Annika Mombauer directly challenges Clark's "sleepwalker" thesis, rejecting his portrayal of July 1914 decision-makers as unaware or passive. She argues that Clark's framing leads to a problematic "relativization of responsibility" that obscures the conscious and deliberate decisions made in Berlin and Vienna to pursue war rather than diplomacy. While acknowledging that multiple governments contributed to the crisis, Mombauer emphasizes that the principal impetus for war came from Austria-Hungary and Germany, and insists on the importance of recognizing degrees of responsibility.

=== Vernon Bogdanor ===
Vernon Bogdanor has criticized Clark for downplaying the German and Austrian refusal of offers of mediation. Over the course of the July Crisis Sir Edward Grey, British Foreign Secretary, offered a four-power conference of the Great Powers to help mediate the conflict. Clark dismisses Grey's attempts as "half-hearted" and founded on a "partisan indifference to the power-political realities of Austro-Hungary's situation".

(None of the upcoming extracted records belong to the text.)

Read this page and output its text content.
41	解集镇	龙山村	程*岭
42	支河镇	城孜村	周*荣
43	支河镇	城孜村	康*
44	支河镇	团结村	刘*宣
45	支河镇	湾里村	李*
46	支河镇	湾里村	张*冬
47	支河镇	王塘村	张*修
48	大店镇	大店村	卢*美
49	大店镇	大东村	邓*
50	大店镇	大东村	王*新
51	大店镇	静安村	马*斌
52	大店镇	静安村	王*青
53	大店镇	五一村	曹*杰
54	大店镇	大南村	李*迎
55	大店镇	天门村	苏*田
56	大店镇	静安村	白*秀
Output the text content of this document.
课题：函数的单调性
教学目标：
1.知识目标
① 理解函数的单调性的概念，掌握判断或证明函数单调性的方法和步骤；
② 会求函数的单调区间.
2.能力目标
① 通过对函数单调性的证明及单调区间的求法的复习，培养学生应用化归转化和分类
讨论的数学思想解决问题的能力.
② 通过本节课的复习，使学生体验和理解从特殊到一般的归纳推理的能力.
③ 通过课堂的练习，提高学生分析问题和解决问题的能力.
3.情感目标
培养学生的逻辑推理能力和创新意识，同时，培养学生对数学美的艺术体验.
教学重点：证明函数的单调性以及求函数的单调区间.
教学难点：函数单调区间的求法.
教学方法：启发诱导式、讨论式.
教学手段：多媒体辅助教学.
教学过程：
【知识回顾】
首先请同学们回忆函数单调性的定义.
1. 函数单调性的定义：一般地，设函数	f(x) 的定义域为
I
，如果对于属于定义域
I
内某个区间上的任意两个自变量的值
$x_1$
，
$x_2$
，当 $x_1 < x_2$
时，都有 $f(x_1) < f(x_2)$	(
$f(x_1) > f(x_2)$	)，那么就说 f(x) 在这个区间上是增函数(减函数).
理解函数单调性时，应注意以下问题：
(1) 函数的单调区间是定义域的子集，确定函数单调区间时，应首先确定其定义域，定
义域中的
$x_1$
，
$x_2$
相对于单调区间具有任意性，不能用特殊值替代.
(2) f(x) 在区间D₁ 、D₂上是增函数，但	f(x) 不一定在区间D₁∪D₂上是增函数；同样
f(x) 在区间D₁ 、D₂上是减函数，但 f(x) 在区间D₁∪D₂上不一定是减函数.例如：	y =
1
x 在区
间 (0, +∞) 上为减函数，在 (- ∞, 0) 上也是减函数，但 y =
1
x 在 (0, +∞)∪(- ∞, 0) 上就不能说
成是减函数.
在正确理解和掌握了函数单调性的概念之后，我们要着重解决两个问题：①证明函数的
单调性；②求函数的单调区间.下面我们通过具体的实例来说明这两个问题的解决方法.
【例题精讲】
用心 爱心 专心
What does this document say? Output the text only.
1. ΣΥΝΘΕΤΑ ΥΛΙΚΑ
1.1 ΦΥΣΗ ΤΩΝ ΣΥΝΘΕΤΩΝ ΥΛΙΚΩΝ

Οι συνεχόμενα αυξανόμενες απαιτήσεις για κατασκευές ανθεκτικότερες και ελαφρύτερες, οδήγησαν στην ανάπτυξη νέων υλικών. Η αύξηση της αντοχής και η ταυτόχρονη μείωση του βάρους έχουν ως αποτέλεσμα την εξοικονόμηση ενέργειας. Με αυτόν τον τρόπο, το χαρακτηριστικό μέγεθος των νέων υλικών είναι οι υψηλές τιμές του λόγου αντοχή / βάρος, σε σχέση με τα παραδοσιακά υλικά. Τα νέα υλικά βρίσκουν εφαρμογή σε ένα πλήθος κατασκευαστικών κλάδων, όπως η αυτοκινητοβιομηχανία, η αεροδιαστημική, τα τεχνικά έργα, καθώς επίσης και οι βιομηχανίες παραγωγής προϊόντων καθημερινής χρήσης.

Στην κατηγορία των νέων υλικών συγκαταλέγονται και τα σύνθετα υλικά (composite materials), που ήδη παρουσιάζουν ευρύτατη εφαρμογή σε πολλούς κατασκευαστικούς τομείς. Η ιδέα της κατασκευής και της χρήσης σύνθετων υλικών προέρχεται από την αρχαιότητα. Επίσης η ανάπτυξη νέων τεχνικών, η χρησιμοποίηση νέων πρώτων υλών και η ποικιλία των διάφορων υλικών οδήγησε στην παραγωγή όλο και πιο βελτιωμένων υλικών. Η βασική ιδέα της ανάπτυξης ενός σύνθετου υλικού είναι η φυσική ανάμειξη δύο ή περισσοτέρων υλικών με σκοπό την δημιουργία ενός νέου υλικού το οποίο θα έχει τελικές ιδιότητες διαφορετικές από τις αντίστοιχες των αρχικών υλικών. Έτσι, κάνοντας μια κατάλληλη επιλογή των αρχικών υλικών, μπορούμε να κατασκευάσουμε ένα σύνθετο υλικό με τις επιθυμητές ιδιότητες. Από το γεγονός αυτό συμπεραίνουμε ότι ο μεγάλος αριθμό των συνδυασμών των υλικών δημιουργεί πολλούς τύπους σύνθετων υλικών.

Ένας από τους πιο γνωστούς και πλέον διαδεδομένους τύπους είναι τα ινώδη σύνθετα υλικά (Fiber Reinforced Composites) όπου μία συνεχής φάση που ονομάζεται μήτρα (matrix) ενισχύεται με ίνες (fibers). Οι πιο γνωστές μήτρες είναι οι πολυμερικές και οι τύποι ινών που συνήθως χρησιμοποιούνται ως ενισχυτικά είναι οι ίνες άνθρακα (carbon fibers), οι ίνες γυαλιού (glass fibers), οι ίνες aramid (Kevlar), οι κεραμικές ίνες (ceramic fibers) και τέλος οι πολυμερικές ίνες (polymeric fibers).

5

Russia accepted the four power conference proposal but Austria-Hungary rejected the proposal. Germany also rejected the proposal on the grounds that they believed only Germany would support their ally. Bogdanor believes the Germans were mistaken. "That's mistaken. I think Grey would have taken the Austrian side and would have said concessions were needed by Serbia to keep the peace…and it would have been very difficult for the Russians not to go along with that." The Russians further proposed that the conflict be subject to the court of arbitration in the Hague but this too was rejected by Germany and Austria-Hungary. To Bogdanor the rejection of the options of the four power conference and the court of arbitration weigh heavily against Germany and Austria-Hungary when looking for the causes of the war.